- Active: August 25, 1863, to August 1, 1865
- Country: United States
- Allegiance: Union
- Branch: Cavalry
- Engagements: Nashville Campaign Battle of Franklin Battle of Nashville

= 10th Tennessee Cavalry Regiment =

The 10th Tennessee Cavalry Regiment was a cavalry regiment that served in the Union Army during the American Civil War.

==Service==
The 10th Tennessee Cavalry was organized August 25, 1863, in Nashville, Tennessee, and mustered in for a three-year enlistment under the command of Lieutenant Colonel George Washington Bridges.

The regiment was attached to District of North Central Kentucky, Department of the Ohio, to January 1864. Defenses of Nashville & Northwestern Railroad, Department of the Cumberland, to April 1864. 2nd Brigade, 4th Division, Cavalry Corps, Department of the Cumberland, to October 1864. 2nd Brigade, 4th Division, Cavalry Corps, Military Division Mississippi, to November 1864. 1st Brigade, 5th Division, Cavalry Corps, Military Division Mississippi, to February 1865. 1st Brigade, 7th Division, Cavalry Corps, Military Division Mississippi, to March 1865. Department of Mississippi to May 1865. District of Nashville, Tennessee, Department of the Cumberland, to August 1865.

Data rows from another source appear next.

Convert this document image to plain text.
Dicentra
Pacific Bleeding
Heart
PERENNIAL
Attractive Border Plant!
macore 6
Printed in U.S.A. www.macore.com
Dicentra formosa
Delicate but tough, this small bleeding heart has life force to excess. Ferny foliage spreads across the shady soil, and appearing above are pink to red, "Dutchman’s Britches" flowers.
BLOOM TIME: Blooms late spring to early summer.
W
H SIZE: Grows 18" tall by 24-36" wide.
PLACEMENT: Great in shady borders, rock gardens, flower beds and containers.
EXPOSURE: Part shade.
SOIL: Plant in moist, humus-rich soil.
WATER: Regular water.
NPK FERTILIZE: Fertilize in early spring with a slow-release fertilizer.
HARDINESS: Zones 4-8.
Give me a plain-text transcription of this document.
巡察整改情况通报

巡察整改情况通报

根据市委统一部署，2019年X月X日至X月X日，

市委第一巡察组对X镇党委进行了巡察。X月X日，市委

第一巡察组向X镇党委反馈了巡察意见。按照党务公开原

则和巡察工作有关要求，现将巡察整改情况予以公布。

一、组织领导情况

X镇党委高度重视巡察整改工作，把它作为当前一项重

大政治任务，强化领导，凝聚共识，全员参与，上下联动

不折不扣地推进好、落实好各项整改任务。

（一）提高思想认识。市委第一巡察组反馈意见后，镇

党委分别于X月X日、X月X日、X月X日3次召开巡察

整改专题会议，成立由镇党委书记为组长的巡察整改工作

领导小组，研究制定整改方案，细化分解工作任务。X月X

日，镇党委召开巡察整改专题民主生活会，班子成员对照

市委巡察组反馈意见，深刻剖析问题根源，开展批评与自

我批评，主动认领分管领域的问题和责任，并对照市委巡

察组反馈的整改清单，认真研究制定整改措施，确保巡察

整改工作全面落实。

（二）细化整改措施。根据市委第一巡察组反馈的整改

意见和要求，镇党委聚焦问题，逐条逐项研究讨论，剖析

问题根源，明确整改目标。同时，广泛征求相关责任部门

The 10th Tennessee Cavalry mustered out of service on August 1, 1865, at Nashville, Tennessee.

==Detailed service==
Duty in District of North Central Kentucky until January 1864. At Nashville and Pulaski, Tenn., and on line of the Nashville & Chattanooga Railroad and Nashville & Northwestern Railroad until November 1864. Scouts in Hickman and Maury Counties May 2–12, 1864. Long's Mill, near Mulberry Creek, July 28. Clifton August 15–16. Skirmish at Rogersville August 21, 1864. Pursuit to Greenville August 21–23. Blue Springs August 23. Operations against Forrest's Raid in northern Alabama and middle Tennessee September 16-October 10. Richland Creek, near Pulaski, September 26. Pulaski September 26–27. Guard Tennessee River October. Florence October 30. On line of Shoal Creek November 5–11. Nashville Campaign November–December. On line of Shoal Creek November 16–20. Near Maysville and near New Market November 17. On front of Columbia November 24–27. Crossing of Duck River November 28. Franklin November 30. Battle of Nashville December 15–16. Pursuit of Hood to the Tennessee River December 17–28. Hollow Tree Gap and West Harpeth River December 17. Rutherford Creek December 19. Richland Creek December 24. Pulaski December 25–26. Hillsboro December 29. Leighton December 30. At Gravelly Springs, Ala., until February 1865. Moved to Vicksburg, Miss., thence to New Orleans, La., February 6-March 10. Ordered to Natchez, Miss., March, and duty there and at Rodney, Miss., until May 25. Ordered to Nashville, Tenn., May 25. Garrison duty at Johnsonville, Tenn., until August.

Throughout its term of service, the 10th Tennessee Cavalry was poorly equipped and greatly under strength. Brigadier General Richard W. Johnson, Commanding 6th Division, at Fayetteville, Tennessee, reported on February 8, 1865: "The troops under my command have killed 18 guerrillas and captured 12, since my arrival here, not counting a number of men belonging to the 10th and 12th Tennessee Cavalry Regiments, (U.S.A.) who had deserted and become guerrillas of the worst type, who have been captured and forwarded to their regiments."

==Commanders==
- Lieutenant Colonel George Washington Bridges - arrested for neglect of duty and relieved of command in November 1864
- Lieutenant Colonel James T. Abernathy
- Major William P. Story - commanded during the battle of Nashville

==Casualties==
The regiment lost a total of 207 men during service; 1 officer and 24 enlisted men killed or mortally wounded, 1 officer and 181 enlisted men died of disease or accident.